Want To Play D.C.’s Newest DIY Festival? Take A Number

By Ron Knox

Bands are lining up to play houses and other spaces participating in the sweeping In It Together Fest.
Bands are lining up to play houses and other spaces participating in the sweeping In It Together Fest.

Late Tuesday night, organizers of this summer’s ambitious In It Together Fest huddled at DIY space Hole In The Sky to try to work through one of the festival’s more auspicious logistical hurdles: Too many bands want to play.

“We have a surplus of bands and we’re running out of space,” says Mike O’Brien, an In It Together Fest co-planner who operates his printing business out of Hole In The Sky. Bands’ overwhelming interest in the event—which runs July 31 to Aug. 3 at numerous local venues—stands as a testament to the months of work O’Brien and his fellow organizers have put into what may be D.C.’s first sweeping, multivenue DIY festival.

But while the folks from Hole In The Sky and fellow DIY space The Dougout have handled many of the event’s logistics, much of the heavy lifting—like booking the shows—has been the work of the larger community. O’Brien says the idea was to bring together the city’s diverse and sometimes disparate arts spaces under the banner of a major DIY festival—so participating venues were given dates to work with and told to book the shows they wanted to see.

The result is an eclectic mix: a mishmash of straight-ahead punk rock, spacey fuzz pop, singer-songwriter crooning and various styles in between.

“That is a product of the structure of the fest that we set out from the start to make sure happened,” O’Brien says. He told the venues, “Do whatever you want. We’ll support you in promotion and make sure people know about [the shows].”

Getting the word out clearly has not been a problem. At the moment, roughly 10 bands are waiting to see if they can land a spot in the fest. O’Brien says he and the other organizers are kicking around ideas to fit them all in, including adding new venues—like record stores—and shoehorning them into the already beefy lineup.

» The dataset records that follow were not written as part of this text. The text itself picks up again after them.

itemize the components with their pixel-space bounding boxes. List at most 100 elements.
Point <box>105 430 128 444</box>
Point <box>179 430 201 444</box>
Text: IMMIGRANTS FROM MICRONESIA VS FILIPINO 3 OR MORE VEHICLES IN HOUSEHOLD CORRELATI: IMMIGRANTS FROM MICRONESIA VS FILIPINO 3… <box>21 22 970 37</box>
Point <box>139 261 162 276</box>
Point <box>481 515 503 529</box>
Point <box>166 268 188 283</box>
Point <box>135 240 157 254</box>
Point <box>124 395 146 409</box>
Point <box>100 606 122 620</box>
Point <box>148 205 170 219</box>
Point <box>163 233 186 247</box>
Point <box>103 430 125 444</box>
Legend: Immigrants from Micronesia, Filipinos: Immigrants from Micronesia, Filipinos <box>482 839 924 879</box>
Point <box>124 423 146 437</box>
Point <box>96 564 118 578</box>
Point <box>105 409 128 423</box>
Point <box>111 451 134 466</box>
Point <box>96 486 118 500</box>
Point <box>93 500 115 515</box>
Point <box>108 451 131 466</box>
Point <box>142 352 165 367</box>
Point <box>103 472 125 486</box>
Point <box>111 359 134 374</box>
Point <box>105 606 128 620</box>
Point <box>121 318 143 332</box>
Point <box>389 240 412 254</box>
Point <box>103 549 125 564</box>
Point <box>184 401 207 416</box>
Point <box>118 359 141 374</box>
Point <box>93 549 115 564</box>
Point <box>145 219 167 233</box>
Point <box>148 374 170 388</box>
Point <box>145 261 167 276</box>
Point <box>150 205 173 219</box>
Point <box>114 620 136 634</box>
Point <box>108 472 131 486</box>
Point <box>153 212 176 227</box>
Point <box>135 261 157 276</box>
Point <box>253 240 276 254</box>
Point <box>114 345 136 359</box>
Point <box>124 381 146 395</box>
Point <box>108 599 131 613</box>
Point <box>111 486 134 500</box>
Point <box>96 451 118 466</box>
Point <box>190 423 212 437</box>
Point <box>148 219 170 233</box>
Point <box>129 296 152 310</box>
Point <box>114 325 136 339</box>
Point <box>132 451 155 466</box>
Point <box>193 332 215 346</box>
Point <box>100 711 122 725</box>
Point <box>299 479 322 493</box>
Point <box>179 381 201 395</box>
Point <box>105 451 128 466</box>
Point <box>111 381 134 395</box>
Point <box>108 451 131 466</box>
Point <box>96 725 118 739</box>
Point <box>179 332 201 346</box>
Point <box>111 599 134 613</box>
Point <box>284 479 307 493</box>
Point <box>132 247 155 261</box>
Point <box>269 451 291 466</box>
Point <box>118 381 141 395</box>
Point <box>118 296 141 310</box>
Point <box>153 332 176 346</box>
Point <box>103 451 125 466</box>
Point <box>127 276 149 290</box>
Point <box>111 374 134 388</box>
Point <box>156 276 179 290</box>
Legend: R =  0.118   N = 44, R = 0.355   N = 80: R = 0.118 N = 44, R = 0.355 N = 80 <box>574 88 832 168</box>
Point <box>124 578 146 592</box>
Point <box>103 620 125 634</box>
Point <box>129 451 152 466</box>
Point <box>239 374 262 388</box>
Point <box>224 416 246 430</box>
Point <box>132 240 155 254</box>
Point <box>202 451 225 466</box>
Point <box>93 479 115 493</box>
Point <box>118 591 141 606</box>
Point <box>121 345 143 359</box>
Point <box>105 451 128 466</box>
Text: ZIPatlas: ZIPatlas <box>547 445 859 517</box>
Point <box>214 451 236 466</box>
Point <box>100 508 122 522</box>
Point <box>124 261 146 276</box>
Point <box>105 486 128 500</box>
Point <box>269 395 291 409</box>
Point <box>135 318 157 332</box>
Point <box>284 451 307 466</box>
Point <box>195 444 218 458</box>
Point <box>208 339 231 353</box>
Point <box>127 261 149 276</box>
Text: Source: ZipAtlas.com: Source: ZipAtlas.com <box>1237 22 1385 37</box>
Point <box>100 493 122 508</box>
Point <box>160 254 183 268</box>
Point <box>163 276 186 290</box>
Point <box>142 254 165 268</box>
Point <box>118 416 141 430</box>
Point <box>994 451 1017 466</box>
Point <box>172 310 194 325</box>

Organizers have posted the festival’s most up-to-date schedule on the In It Together Fest website (see the flyer below). So far it includes 17 events at 16 venues—and it’s not all music: There’s an Alley Cat bike race, a drone brunch, a skate showcase, and a centerpiece event Aug. 2 at St. Stephen’s Church. But as O’Brien says, more happenings could be tacked on in the coming days. The heavy lifting might not be finished yet.